The tightly packed brewing facility is perhaps the ultimate mixed-use, part of a major 260-unit apartment development built on the bones of the old E Pike BMW dealership and garages and now one of the largest apartment buildings on Capitol Hill.

It is surrounded by plenty of space for tables and a large patio formed by the building’s preservation of the old auto row facade from the showroom and garages that used to stand at the site. With a design by Graham Baba Architects, Redhook says Poquitos and Rhein Haus owners James Weimann and Deming Maclise — “who intentionally worked to emphasize the industrial features of the Pike Motorworks space while incorporating historic elements such as a 1930s bar salvaged from a Greyhound Bus Station in Soap Lake, Wash., and vintage lighting fixtures” — consulted on the look and feel of the pub and brewery.

(Image: Kōbo)

Last year, the Lab upgraded its food game with Kōbo, a new pizza project from Shota Nakajima who also operates his karaage fried chicken joint Taku in the Pike Motorworks complex.

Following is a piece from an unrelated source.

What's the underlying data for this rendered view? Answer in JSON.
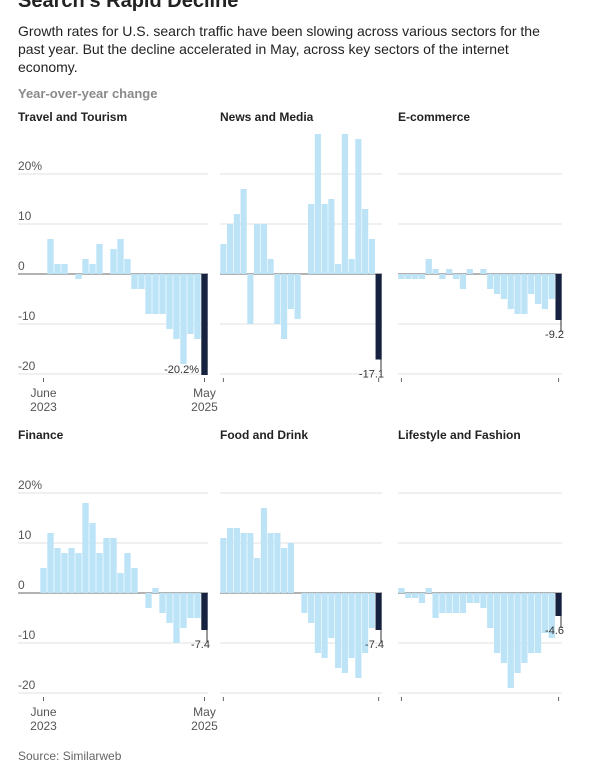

The odd little BrewLab will soon be in the hands of Tilray, a rapidly growing company that has placed huge bets on the cannabis industry around the world. It has also worked with AB In-Bev on cannabis-based drinks and is already the owner of several craft beer brands including SweetWater Brewing Company, Montauk Brewing Company, Alpine Beer Company, and Green Flash Brewing Company. Tilray Brands also owns Breckenridge Distillery, “the award-winning spirits brand and the World’s Best Blended Whisky,” and Happy Flower CBD sparkling non-alcoholic cocktails.

Analysts says the newly announced deal will make Tilray the fifth-largest craft beer business in the country.

Meanwhile, another Capitol Hill beer merger and acquisition is playing out — on a much smaller, independent scale. CHS reported here on the agreement for Stoup Brewing to take over Capitol Hill’s Optimism Brewing and wind down the eight-year-old beer brand and moves into its sprawling Union and Broadway brewing facility and beer hall this month.